Judson employs familiar architypes here but to excellent effect and, in fact, their very familiar becomes an essential plot point late in the novel.  Bruce is a likeable narrator, even-handed in judgment, steady, stalwart, and humble the very definition of “old soldier.”  Reading the novel though the character that really shined was Bruce’s love interest: Charlotte.  An “irish traveller” Charlotte stands in for the tantalizing and exotic “other.”  Bruce’s world is one dominated by a strict Protestant value system to which Charlotte with her wild red hair, fiery disposition, and dancing ways is the absolute anthesis.  If Charlotte was a real person, and this an actual historic text I would be convinced that Bruce’s reminisces regarding her were colored by his own perceptions, they are not the same even-handed opinions regarding Fitzpatrick but rather the rememberences of a man in love.

Fitzpatrick himself is portrayed in a far more confusing light.  He is charming, good-hearted, cruel, paranoid, insane and not necessarily in that order.  It is Bruces’ encounters with Charlotte, his portrayal of Fitzpatrick, and his increasinly “liberal” views about society that serve as the basis for commentator Van Buren’s denouncment of Bruce as a liar.  Van Buren himself, while never getting in the way of the narrative, plays an integral part in it.  My reactions to his commentary were visceral, rage-inducing would put it mildly, but rather than cause me to throw the book across the room in rage my reactions serve as a mean to invest myself further into the narrative, forcing deeper into Bruce’s camp.

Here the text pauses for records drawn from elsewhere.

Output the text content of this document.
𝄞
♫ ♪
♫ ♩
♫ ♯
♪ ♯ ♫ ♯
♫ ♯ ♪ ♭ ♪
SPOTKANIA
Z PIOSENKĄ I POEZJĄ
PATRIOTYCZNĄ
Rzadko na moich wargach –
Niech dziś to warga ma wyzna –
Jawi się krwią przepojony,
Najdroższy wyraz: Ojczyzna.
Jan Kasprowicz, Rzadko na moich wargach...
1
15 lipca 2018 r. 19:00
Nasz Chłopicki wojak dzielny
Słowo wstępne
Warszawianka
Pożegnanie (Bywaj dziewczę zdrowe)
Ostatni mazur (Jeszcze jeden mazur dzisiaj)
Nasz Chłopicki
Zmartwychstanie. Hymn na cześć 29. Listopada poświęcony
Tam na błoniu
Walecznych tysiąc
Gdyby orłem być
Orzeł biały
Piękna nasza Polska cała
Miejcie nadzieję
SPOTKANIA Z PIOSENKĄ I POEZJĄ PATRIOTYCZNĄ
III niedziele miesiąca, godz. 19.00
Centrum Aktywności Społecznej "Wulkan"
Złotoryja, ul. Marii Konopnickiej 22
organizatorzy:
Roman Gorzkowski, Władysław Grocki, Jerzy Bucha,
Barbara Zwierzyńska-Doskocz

While the novel’s ending doesn’t quite live up to the excellence of the rest of the text I still found it didn’t detract much from the novel’s overall effect.  The novels vibrant setting is not only “post-apocalyptic,” in that in what was once America it is also a world powered by steam rather than electricity.  As such one can rightly call this post-apocalyptic steampunk, a genre in which I think Fitzpatrick’s War might stand alone.  From setting, to narrative Fitzpatrick’s War is an utterly unique and utterly enthralling work of fiction disguised as non-fiction that is an absolute must read for fans of science fiction and history alike.